Luego, cuando el último resplandor del sol se borró del firmamento y la noche quedó cerrada por los cuatro puntos cardinales, los tambores comenzaron a redoblar. Pero esta vez con inusitada intensidad.

En un abrir y cerrar de ojos, el verdugo izó a la bruja hasta lo alto de una escalerilla. Y al llegar allí, la amarró sólidamente al poste que emergía del gran montón de leña que formaba la pira.

Hecho esto, el verdugo retiró la escalerilla después de bajar por ella, y aplicó una antorcha encendida al enorme pedestal de maderas resecas.

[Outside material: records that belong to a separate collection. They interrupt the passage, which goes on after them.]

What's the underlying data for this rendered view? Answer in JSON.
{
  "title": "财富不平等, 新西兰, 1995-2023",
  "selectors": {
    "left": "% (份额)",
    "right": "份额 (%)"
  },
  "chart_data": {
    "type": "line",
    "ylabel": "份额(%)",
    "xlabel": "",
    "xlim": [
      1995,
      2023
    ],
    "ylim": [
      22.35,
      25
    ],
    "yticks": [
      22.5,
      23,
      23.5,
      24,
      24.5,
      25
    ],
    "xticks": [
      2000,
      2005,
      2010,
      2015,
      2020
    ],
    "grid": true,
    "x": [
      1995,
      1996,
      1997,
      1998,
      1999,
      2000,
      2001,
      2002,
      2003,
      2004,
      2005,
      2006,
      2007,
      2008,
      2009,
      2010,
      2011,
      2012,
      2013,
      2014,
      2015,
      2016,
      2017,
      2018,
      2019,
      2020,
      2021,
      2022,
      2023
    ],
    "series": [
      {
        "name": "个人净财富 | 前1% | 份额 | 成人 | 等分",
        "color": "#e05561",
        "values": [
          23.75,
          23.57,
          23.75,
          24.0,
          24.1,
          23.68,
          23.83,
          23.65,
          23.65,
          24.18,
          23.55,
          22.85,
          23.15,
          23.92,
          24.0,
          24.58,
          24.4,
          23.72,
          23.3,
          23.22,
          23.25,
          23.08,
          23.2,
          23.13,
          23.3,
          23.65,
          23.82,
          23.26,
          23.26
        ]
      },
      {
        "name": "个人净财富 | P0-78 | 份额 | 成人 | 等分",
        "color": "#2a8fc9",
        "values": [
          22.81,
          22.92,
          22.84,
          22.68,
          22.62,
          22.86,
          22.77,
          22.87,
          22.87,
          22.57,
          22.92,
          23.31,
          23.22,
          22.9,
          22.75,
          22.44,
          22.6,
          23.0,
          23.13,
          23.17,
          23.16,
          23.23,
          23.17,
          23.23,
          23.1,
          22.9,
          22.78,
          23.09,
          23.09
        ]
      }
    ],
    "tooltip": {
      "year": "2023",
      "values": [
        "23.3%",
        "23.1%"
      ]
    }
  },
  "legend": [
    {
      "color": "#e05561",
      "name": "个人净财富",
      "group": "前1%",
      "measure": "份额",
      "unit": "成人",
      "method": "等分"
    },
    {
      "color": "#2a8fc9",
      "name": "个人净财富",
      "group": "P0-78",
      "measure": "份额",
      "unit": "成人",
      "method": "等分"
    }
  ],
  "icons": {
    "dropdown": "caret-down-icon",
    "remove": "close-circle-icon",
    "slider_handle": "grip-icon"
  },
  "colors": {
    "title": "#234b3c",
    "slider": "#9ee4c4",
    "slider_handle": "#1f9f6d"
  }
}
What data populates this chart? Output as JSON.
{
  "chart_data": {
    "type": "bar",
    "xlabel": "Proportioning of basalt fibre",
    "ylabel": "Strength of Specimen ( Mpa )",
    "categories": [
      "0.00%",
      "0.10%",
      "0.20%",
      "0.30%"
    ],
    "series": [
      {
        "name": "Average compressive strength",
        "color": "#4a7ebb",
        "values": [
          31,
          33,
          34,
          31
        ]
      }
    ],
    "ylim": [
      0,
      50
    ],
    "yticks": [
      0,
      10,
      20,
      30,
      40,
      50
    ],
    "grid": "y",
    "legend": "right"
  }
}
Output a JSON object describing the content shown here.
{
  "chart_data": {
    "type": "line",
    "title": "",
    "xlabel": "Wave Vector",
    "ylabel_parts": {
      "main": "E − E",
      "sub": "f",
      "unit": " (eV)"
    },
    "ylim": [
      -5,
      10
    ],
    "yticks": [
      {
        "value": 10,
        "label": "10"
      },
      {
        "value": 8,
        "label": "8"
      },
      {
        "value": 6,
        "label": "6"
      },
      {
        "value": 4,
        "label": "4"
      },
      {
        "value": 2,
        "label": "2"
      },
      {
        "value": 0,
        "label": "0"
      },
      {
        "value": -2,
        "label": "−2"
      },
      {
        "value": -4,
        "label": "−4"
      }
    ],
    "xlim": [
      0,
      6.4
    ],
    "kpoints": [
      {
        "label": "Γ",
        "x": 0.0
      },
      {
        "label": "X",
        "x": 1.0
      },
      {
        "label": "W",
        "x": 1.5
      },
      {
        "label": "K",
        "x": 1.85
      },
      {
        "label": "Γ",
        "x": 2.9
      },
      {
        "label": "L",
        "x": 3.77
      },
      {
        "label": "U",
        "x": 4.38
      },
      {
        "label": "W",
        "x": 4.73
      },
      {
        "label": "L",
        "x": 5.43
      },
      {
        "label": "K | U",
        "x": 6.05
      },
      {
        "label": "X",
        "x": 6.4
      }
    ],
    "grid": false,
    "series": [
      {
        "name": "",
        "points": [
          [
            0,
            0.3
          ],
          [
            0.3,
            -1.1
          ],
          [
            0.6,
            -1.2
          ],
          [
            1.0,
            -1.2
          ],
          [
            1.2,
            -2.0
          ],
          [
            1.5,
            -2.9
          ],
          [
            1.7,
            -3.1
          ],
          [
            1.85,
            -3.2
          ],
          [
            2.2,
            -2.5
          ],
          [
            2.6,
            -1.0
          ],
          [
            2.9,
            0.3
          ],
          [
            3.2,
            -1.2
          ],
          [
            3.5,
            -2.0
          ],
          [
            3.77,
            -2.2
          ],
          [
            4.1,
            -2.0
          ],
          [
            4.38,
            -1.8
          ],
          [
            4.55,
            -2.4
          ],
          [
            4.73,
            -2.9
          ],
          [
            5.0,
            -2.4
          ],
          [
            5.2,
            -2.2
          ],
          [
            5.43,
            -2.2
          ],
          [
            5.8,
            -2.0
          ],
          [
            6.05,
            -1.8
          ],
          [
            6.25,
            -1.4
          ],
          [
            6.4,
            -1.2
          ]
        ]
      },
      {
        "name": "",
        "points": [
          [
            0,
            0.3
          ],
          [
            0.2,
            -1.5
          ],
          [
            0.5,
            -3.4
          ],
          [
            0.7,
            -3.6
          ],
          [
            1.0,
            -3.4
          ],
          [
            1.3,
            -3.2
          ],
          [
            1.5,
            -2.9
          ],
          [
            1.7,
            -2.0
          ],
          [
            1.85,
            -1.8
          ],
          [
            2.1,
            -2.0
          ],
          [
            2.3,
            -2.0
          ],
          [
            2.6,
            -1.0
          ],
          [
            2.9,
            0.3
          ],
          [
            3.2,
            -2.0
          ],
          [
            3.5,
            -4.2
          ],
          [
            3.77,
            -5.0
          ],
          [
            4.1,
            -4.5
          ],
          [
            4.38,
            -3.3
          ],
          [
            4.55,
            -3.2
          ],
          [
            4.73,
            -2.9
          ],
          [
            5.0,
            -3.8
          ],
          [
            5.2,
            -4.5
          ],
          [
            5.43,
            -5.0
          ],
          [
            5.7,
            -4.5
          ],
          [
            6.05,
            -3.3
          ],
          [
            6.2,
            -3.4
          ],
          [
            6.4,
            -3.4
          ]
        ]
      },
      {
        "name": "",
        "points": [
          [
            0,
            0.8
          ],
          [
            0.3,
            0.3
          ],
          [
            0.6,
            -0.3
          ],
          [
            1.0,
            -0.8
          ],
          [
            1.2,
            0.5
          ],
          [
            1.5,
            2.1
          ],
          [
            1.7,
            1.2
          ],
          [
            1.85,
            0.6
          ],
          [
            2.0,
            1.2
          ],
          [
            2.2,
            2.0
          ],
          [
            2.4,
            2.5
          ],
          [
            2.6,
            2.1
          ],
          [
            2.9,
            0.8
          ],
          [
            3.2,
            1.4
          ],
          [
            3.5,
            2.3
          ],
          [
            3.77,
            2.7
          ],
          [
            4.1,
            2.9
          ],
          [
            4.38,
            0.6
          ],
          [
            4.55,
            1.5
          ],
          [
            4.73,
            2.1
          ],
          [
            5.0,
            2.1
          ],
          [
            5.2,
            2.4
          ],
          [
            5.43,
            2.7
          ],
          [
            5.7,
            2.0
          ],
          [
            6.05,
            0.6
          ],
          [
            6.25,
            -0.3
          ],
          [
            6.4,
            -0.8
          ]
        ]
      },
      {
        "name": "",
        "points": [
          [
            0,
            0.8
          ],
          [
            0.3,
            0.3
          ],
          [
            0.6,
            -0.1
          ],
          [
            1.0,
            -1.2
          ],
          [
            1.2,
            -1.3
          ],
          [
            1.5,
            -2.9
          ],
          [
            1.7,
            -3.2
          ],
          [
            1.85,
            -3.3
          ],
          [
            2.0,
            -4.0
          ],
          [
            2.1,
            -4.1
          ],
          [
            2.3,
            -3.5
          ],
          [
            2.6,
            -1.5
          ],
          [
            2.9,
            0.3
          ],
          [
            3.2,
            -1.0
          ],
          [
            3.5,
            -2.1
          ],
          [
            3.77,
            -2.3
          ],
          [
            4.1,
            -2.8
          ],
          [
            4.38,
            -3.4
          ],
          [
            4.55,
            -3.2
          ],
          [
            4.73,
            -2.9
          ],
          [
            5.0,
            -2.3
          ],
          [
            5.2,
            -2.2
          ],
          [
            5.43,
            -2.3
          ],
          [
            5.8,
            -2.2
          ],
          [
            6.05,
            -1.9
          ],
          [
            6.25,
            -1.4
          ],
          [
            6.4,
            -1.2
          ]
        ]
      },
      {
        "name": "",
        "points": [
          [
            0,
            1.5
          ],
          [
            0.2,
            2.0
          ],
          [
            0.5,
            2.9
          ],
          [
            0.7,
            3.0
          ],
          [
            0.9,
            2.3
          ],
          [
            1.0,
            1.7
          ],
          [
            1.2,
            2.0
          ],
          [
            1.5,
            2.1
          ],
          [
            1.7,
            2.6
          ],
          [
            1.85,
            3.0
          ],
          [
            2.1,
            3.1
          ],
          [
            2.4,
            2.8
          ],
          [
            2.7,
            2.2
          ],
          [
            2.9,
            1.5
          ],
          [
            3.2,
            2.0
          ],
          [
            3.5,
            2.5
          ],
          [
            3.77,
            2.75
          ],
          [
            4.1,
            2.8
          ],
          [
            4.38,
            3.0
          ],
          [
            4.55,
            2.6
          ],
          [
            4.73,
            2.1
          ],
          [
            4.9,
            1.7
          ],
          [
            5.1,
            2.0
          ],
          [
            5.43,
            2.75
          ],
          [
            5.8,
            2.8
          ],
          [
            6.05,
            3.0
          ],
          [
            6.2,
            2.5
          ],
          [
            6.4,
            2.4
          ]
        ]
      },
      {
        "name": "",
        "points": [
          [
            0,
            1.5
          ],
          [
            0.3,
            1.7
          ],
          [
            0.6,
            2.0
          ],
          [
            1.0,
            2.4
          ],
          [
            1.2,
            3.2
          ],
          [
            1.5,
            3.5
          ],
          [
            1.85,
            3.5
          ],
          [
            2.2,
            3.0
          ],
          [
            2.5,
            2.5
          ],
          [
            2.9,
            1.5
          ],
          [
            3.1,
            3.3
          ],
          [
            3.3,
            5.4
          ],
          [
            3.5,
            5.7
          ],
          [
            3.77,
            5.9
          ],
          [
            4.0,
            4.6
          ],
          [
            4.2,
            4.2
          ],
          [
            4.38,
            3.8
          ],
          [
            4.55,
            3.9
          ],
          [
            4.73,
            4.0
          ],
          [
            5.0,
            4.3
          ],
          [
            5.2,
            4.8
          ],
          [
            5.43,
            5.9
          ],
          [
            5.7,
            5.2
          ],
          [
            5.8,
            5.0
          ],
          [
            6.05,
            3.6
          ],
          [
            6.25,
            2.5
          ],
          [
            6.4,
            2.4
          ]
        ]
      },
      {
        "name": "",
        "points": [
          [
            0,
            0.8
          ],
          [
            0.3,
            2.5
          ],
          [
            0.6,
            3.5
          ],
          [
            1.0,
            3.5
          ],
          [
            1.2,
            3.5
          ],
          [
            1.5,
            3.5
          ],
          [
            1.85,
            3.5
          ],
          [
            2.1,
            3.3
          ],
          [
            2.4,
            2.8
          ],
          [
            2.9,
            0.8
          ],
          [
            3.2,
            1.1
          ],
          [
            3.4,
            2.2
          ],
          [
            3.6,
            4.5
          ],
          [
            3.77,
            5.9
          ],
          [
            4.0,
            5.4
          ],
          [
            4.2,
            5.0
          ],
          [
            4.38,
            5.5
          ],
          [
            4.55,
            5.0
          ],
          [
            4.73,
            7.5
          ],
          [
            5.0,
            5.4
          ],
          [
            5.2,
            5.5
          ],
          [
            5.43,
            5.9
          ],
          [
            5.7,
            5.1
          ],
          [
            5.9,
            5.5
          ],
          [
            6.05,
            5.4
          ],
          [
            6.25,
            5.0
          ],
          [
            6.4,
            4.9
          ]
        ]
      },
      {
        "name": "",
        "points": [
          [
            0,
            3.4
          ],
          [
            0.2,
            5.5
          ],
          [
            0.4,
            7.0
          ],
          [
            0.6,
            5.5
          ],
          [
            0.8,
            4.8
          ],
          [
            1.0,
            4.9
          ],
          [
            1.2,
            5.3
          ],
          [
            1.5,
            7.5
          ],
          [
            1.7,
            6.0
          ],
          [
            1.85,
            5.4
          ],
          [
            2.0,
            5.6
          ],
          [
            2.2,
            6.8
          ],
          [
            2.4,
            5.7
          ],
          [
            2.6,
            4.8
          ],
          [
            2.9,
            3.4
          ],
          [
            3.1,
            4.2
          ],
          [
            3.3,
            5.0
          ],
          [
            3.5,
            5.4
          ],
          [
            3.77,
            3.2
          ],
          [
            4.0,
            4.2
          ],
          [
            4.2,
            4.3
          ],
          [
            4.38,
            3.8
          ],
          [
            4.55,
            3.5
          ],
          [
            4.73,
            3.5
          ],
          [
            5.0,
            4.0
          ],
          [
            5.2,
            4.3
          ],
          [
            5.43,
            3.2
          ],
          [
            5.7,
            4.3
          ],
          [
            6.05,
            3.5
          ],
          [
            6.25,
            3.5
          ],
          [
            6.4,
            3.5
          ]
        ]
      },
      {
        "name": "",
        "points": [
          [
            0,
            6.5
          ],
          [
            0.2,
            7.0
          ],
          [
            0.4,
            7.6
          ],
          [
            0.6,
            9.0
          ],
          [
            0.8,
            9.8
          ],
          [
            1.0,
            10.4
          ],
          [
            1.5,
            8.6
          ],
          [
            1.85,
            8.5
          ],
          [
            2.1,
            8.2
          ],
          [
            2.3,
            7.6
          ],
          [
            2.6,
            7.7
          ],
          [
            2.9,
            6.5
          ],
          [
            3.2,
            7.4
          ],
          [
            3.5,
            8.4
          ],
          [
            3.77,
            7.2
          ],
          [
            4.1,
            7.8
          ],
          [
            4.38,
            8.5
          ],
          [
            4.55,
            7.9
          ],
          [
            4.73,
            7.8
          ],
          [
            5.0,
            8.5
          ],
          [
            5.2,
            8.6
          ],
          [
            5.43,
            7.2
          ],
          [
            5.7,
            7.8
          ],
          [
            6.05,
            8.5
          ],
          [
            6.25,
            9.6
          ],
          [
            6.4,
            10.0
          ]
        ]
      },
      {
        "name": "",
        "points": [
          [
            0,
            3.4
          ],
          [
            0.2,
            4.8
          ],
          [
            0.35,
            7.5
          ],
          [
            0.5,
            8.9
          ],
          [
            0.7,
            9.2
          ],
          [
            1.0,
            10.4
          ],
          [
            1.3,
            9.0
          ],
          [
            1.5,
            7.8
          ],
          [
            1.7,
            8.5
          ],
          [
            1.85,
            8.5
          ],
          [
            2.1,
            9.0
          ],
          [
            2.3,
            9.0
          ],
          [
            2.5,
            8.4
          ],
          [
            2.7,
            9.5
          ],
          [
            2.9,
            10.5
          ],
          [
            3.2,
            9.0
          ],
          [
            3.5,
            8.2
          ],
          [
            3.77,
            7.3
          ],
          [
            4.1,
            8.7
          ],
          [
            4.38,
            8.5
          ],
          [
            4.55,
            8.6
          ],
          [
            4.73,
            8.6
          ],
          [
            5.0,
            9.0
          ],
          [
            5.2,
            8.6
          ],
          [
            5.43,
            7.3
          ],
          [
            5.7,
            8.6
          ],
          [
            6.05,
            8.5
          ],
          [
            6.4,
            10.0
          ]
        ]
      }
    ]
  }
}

Una hermosa lengua de fuego iluminó la plaza, haciendo prorrumpir a la muchedumbre en un alarido de emocionado júbilo. La lengua inicial se abrió con rapidez en millares de lengüetas, que no tardaron en prender toda la pira.

Las llamas eran cada vez más altas, pues la brisa del mar las enardecía. Algunos espectadores, excitados, reían nerviosamente. Otros, más jóvenes, y más brutos, daban vueltas alrededor de la gigantesca hoguera para deleitarse contemplándola desde diferentes ángulos.

Hasta que por fin, el humo y el fuego alcanzaron la figura grotesca de la bruja. Y la envolvieron para devorarla.

Aquella noche, festividad de San José, la ciudad de Valencia acababa de inventar su primera «falla».